Auf dem Weg nach Andalusien ist es mir so extrem aufgefallen, dass ich mich etwas ärgere keine Dashcam zu haben, die das (und anderes) aufgenommen hat. Aber dazu hat mein Geld nicht gereicht, das ich lieber in vier neue Hinterreifen gesteckt habe, worüber ich heilfroh war.

Ca. alle 20 bis 30 Meter lagen neben der Fahrbahn irgendwelche Reifenteile bis hin zu ganzen Gürteln und das auf einer Strecke von vielen Kilometern. Möglich, dass die schon Jahre dort liegen, weil es die Spanier mit dem Umweltschutz nicht so genau nehmen, jedoch habe ich es nicht bereut rund 1.100,- Euro für vier neue Hinterreifen ausgegeben zu haben.

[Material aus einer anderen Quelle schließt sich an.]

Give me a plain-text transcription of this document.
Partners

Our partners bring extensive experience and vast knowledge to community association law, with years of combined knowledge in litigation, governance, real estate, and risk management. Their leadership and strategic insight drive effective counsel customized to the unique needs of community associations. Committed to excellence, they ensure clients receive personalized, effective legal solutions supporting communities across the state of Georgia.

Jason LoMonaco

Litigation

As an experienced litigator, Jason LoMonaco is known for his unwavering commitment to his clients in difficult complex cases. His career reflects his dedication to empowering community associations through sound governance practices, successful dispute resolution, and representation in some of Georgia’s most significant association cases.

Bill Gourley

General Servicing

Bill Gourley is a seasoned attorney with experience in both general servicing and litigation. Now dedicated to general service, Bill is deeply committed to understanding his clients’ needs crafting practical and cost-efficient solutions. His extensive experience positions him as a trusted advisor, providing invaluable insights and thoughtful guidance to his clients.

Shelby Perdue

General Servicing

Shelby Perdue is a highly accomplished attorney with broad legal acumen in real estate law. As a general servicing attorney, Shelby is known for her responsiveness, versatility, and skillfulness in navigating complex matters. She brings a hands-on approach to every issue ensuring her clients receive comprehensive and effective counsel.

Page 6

Auch, wenn man einen Reifenplatzer womöglich unversehrt übersteht, so ist das kein Spaß einen schweren LKW-Reifen auf der Landstraße oder der Autobahn zu wechseln. Ich habe in Deutschland meine vier Hinterräder zum Wechseln der Reifen alle selbst von Hand ab- und wieder angeschraubt und weiß daher, welche Arbeit das ist.

Halt im Industriegebiet

Vor Einbruch der Dunkelheit suchte ich nach einem geeigneten Platz zum Übernachten. Ich weiß ja nicht wie andere das machen, aber ich habe extreme Probleme einen geeigneten Stellplatz zu finden. Klar, um mal eben eine Nacht irgendwo zu verbringen, kann man sich fast überall hinstellen, muss man aber Rücksicht auf eine Katze nehmen, die gerne raus geht, so ist das schon schwieriger.

Ich stelle mich daher bevorzugt in Sackgassen von Industriegebieten, die oft auch an Grünflächen angrenzen. Das war bei dem gefundenen Platz leider nicht der Fall und weil es dann noch zwei Tage lang regnete, blieb ich dennoch dort stehen und ließ die Katze im Wagen. Bei schlechten Wetter fahre ich nicht gerne, weil hier die Unfallgefahr steigt und auch das Fahrzeug (vor allem im Eingangsbereich, der hinten liegt) stark verschmutzt wird.

Es ging dann weiter in den Süden und wiederum suchte ich gegen Abends einen Stellplatz. Auch diesmal fand ich nicht das, was ich suchte, konnte mich aber problemlos auf den Festplatz der kleinen Stadt El Secadero hinstellen, der auch Grünflächen hatte.

Leider nutzten die Einheimischen diese Grünflächen, um mit ihren Hunden Gassi zu gehen. Dennoch blieb ich einige Tage, weil ich eine Arbeit mit dem Computer fertig bekommen wollte. Ein Bewohner des Ortes meinte, es wäre kein Problem hier auch länger stehen zu bleiben.